In 2000 Ryan set one of his many records at Penrith, kicking 78 goals in the season. In the 2000 State of Origin series he set records for most points in a game (32 in game 3) and most points in a series (52). Later that year Ryan was selected to play for the Kangaroos in the 2000 Rugby League World Cup. Ryan scored three tries and kicked 17 goals for a 46 points in total when Australia defeated Russia 110 to 4 at The Boulevard in Hull.

In 2002, Ryan was once again injured, a knee injury ruling him out for half the season, despite the injury, Ryan was able to set another record at the Penrith club, scoring 28 points in a match against Manly-Warringah Sea Eagles at Penrith Stadium in July.

In 2003 he was injured in the opening round and did not make a return until round 14. 2003 was the last year that Ryan would represent Australia, scoring the first try in a game against Wales, 76 to 4. That season the Panthers finished minor premiers and went on to the grand final. In the 2003 NRL grand final Ryan played in the centres and had to come from the field with a calf injury in the Panthers' victory over the Sydney Roosters. After that he went on the 2003 Kangaroo tour of Great Britain and France, helping Australia to victory over Great Britain in what would be the last time the two nations contested an Ashes series.
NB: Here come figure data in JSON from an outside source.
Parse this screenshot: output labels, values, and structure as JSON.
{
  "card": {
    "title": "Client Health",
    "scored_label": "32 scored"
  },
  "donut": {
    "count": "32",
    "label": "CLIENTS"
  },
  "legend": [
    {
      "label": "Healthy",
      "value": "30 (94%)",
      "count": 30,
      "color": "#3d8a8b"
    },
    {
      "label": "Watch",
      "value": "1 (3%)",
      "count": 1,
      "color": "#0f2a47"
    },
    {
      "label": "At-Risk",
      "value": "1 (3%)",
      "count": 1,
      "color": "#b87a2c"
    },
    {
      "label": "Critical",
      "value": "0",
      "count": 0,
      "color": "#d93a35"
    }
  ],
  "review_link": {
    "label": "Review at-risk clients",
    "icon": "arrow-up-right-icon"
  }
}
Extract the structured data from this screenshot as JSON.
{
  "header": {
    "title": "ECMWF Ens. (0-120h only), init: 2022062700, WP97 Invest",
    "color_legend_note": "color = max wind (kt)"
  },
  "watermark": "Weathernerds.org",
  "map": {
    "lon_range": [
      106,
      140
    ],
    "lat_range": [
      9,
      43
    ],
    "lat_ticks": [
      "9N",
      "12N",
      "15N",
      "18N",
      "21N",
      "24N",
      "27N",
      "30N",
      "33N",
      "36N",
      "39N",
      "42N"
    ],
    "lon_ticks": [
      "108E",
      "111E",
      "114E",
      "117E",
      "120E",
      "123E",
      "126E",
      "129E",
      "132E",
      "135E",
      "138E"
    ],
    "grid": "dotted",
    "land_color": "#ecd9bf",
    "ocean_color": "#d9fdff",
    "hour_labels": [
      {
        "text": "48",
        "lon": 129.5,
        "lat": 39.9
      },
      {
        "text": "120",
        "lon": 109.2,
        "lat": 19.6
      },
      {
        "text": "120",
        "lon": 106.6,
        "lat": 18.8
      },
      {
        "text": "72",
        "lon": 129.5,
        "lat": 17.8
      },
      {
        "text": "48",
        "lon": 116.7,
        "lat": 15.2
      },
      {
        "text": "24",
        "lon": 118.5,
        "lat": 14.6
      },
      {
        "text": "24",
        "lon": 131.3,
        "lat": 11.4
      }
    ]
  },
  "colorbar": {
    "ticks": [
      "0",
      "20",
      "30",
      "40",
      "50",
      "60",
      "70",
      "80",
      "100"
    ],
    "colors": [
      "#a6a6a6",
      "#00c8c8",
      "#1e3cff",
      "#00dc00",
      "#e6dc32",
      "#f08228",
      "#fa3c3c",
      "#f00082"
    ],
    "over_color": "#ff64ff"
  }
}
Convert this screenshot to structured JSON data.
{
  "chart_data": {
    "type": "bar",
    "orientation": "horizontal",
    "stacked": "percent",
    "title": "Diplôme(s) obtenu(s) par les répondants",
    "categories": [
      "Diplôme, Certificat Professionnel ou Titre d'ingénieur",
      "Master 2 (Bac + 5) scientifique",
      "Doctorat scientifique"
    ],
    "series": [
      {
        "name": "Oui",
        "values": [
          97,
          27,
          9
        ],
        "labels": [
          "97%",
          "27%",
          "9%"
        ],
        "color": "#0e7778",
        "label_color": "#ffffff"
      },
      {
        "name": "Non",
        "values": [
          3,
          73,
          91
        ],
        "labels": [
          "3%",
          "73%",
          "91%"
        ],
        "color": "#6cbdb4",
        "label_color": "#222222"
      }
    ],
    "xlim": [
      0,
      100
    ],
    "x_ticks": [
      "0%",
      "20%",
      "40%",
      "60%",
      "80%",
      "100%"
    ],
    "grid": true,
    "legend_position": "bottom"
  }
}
His last game was the Preliminary Final loss to the Canterbury Bulldogs who went on to win the 2004 NRL premiership.

===Records===
Girdler was the top point-scorer in 1997's Super League premiership season. During the 2000 State of Origin he scored 32 points in one game, equalling Dally Messenger's for most points in an interstate game set 89 years earlier in 1911. His tally of 1,690 first grade points is the 8th highest in history and he was the first player to score 100 tries and kick 500 goals (a feat subsequently emulated by Canterbury's Hazem El Masri and Parramatta's Luke Burt).

====Club-Penrith====
- Most Points (Penrith): 1,572 (101 tries, 581/803 goals (72.35%), 6 field goals – 1993–2004)

====State-NSW====
- Most Goals (Match): 10 (2000)
- Most Points (Match): 32 (2000) record held with Dally Messenger (1911 for NSW)
- Most Points (Series): 52 (2000)
- Most Tries (Series): 5 (2000) record held with Lote Tuqiri (2002 for Queensland)
- Most Goals (Series): 16 (2000)

====Country-Australia====
- Most Goals (Match): 17 (2000)
- Most Points (Match): 46 (2000)

==Outside football==
Girdler was a regular on the rugby league television show The NRL Footy Show, eventually gaining his own segment on the show in 2001 with a segment named Gone Fishin and then an occasional recurring segment from 2002 titled Their House, a loose parody of Australian lifestyle program Our House. He is a regular on Triple M's NRL coverage. He owns cafes trading as Girdlers on Sydney's Northern Beaches in Dee Why, Westfield Warringah Mall, Manly and Avalon Beach. He also rejoined The NRL Footy Show as a co-host on the panel for its revamp in 2018.